Eine Zusammenarbeit, die Markus Walter auch mit der nun gegründeten „Recherche-Mitte“ vorantreibt. Dort übernahm der, inzwischen nach Oldenburg verzogene, Neonazi den Aufbau und die Gestaltung der Internetpräsenz. Doch dabei beließ es Walter nicht. Für eine eigens auf der Internetseite geschaffene Rubrik über die Städte Oldenburg, Eppendorf, Eilenburg und Bremen steuerte Markus Walter etliche Fotografien zur „Feindaufklärung“ des Oldenburger Parteibüros der Partei „Die Linke“ sowie des selbstverwalteten Aktions- und Kommunikationszentrums „Alhambra“ bei.

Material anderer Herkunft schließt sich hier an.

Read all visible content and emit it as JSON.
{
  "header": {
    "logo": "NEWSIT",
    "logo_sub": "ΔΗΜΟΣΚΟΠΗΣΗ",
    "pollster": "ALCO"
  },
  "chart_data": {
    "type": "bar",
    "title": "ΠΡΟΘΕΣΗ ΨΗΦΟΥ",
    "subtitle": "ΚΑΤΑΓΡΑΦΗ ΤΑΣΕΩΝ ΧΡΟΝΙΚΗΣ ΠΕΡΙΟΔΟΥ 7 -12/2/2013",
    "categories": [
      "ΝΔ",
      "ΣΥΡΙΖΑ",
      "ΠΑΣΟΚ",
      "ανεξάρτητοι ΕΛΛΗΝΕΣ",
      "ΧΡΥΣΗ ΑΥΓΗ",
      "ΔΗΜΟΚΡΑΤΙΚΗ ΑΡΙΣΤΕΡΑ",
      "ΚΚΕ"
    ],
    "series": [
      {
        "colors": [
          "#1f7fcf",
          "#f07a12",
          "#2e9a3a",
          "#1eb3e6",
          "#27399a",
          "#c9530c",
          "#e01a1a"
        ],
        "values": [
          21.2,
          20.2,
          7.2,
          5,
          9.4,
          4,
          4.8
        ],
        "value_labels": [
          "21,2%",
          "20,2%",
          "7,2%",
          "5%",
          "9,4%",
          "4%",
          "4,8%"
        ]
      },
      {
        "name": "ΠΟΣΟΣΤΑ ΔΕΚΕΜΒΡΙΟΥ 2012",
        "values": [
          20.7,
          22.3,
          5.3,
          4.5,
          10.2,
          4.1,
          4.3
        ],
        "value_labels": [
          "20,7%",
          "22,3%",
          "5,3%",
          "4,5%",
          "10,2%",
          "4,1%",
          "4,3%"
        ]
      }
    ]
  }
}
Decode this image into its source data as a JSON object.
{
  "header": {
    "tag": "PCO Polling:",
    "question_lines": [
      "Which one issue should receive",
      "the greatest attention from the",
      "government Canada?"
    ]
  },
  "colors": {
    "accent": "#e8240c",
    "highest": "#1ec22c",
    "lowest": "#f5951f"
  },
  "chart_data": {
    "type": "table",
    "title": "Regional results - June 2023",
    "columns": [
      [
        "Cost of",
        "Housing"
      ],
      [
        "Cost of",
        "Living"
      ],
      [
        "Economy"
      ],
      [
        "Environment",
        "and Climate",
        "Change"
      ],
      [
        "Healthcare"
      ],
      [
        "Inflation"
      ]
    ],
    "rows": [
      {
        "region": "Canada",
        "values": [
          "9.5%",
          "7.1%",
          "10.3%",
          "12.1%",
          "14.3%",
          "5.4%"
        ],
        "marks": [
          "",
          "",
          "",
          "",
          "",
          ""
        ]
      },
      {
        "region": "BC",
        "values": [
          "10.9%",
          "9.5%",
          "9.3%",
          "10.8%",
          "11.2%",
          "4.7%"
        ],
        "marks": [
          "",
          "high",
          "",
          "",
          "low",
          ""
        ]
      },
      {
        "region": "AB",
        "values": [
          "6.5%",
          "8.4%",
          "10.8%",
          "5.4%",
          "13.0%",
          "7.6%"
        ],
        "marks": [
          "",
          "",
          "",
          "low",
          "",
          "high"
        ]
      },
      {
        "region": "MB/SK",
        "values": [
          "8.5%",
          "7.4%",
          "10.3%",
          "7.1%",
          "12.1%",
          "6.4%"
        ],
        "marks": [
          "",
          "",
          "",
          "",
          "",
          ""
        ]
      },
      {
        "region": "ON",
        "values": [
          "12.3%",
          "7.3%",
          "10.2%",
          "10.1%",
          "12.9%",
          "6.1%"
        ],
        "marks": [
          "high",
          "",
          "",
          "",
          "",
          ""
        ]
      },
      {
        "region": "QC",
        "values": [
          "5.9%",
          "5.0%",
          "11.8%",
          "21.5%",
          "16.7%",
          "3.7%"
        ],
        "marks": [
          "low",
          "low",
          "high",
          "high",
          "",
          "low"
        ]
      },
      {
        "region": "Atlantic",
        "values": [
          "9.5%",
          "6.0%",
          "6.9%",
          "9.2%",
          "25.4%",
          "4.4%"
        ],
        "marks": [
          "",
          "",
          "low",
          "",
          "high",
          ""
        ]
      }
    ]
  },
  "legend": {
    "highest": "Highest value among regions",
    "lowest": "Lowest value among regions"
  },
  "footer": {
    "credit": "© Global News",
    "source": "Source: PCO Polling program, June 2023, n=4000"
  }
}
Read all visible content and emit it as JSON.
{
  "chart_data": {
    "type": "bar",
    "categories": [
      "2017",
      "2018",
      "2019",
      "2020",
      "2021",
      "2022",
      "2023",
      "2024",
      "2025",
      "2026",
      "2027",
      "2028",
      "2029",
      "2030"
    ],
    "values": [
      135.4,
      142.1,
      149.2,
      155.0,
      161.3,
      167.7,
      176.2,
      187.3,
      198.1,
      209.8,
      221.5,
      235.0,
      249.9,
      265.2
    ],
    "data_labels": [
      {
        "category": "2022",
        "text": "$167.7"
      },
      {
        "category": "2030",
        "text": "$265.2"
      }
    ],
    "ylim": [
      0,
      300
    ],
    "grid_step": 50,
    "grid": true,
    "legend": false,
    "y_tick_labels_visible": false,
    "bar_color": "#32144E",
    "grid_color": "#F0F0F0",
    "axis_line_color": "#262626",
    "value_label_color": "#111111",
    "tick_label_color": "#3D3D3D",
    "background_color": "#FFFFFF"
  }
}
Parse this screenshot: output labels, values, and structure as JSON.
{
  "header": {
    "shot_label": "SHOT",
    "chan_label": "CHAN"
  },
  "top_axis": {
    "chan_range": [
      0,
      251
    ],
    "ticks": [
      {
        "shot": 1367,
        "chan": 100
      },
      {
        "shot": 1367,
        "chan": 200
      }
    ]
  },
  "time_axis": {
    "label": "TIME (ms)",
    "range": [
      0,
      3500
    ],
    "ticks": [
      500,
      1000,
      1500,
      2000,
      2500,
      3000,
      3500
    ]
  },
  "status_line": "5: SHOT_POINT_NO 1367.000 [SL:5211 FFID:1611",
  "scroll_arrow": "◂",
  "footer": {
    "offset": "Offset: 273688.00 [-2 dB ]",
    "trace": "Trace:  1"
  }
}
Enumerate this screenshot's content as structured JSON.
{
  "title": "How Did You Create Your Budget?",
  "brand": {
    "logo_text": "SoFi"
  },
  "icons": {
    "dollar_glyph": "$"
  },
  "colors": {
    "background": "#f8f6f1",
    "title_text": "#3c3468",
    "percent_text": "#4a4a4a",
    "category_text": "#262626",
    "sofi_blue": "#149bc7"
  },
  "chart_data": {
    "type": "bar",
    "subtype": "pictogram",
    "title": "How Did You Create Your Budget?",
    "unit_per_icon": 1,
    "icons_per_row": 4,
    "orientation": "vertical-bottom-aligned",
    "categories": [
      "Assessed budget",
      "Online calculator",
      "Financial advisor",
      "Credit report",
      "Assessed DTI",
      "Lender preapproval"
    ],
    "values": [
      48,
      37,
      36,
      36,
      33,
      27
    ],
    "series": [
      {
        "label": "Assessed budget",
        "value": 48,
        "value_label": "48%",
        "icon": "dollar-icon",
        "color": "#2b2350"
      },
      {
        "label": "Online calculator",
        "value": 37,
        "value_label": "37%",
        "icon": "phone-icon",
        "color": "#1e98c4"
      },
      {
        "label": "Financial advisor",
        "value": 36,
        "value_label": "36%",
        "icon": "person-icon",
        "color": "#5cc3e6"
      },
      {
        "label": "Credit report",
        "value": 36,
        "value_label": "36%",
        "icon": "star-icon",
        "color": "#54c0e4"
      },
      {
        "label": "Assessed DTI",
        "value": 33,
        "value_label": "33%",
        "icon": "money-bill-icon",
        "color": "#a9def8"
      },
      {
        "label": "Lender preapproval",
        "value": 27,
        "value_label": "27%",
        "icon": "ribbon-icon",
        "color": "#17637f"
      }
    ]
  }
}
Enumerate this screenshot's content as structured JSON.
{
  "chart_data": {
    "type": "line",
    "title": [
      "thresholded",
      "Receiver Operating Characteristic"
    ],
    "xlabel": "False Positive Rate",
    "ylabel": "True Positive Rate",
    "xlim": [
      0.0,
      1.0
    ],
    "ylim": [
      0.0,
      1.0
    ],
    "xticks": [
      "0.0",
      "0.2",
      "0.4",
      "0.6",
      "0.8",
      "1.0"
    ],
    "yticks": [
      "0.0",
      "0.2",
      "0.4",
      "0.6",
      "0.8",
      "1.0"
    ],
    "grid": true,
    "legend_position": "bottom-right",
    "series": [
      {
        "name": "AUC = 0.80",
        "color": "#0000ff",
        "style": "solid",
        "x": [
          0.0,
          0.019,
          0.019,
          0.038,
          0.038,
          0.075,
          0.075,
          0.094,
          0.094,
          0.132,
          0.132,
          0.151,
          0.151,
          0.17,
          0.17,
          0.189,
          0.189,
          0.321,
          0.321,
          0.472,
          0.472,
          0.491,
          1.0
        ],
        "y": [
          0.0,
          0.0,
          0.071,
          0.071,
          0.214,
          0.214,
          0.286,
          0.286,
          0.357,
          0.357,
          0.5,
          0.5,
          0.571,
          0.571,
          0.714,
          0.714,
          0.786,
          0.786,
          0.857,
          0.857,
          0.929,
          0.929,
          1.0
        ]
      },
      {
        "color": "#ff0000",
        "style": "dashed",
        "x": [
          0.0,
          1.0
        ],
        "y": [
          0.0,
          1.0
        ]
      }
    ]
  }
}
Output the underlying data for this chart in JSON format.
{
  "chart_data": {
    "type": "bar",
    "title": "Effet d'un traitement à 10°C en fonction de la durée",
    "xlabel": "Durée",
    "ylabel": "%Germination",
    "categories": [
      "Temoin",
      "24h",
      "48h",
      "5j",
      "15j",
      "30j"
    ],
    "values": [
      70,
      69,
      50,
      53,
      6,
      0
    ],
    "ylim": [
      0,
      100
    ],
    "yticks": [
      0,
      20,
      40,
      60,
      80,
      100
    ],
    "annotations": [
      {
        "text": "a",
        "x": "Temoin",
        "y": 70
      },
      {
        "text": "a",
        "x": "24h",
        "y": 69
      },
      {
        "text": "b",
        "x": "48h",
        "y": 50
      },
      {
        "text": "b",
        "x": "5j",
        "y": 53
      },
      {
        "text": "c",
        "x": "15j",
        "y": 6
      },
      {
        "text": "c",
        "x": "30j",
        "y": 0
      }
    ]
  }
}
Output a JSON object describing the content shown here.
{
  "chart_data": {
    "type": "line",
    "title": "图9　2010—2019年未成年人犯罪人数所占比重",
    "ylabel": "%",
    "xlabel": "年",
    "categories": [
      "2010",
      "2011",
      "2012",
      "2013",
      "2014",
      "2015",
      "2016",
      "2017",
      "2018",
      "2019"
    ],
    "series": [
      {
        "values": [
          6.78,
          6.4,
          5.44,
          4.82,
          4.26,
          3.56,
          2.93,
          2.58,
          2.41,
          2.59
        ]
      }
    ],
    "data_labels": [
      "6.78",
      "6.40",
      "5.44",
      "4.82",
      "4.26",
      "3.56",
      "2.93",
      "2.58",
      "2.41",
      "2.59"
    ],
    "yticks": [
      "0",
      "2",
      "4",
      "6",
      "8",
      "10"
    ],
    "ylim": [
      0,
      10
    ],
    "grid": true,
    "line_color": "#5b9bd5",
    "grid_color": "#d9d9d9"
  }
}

Inwieweit der „Recherche-Mitte“ eine dauerhafte Zukunft beschert ist, bleibt abzuwarten. Am vergangenen Freitag, den 05.03.2010, erhielten Neonazis aus dem Umfeld Markus Walters unerwarteten Besuch von Beamten der Oldenburger Kriminalpolizei. Hintergrund der folgenden Durchsuchungsaktion war eine Fotografie auf einer von Walter betreuten Internetseite. Im Durchsuchungsbeschluss hieß es: „Die Anordnung beruht auf den §§ 98, 102 StPO. Der Beschuldigte ist verdächtig, als Verantwortlicher Herausgeber der Homepage xxx.anol.tk am 26.02.2010 eine Fotomontage ins Internet gestellt zu haben, die den Geschädigten „Staatsschutz Beamten“ als Stasi-Spitzel verunglimpft (strafbar gem. §§ 187, 185 StGB)“. Die Polizeibeamten beschlagnahmten im Zuge der Durchsuchungsaktion zwei Computer, zwei Laptops, eine Digitalkamera, eine Daten CD sowie Propagandamaterialien. Die Internetpräsenz der „Autonomen Nationalisten Oldenburg“ wurde daraufhin vom Netz genommen und verlinkt nun auf einen Eintrag im Internetportal Wikipedia: mit Namen „Stasi 2.0“. Auch die, ebenfalls von Markus Walter betriebene, Internetseite „Nationale gegen Kinderschänder“ ist inzwischen nicht mehr erreichbar.

Für die Betreiber der „Recherche-Mitte“ brauen sich derweil weitere dunkle Wolken zusammen. Nachdem im Verlauf der vergangenen Woche auf der Internetseite der „Recherche-Mitte“ zwei Studenten der Universität Freiburg „geoutet“ wurden, erstatteten diese inzwischen Anzeige. Die Kriminalpolizei ermittelt bereits.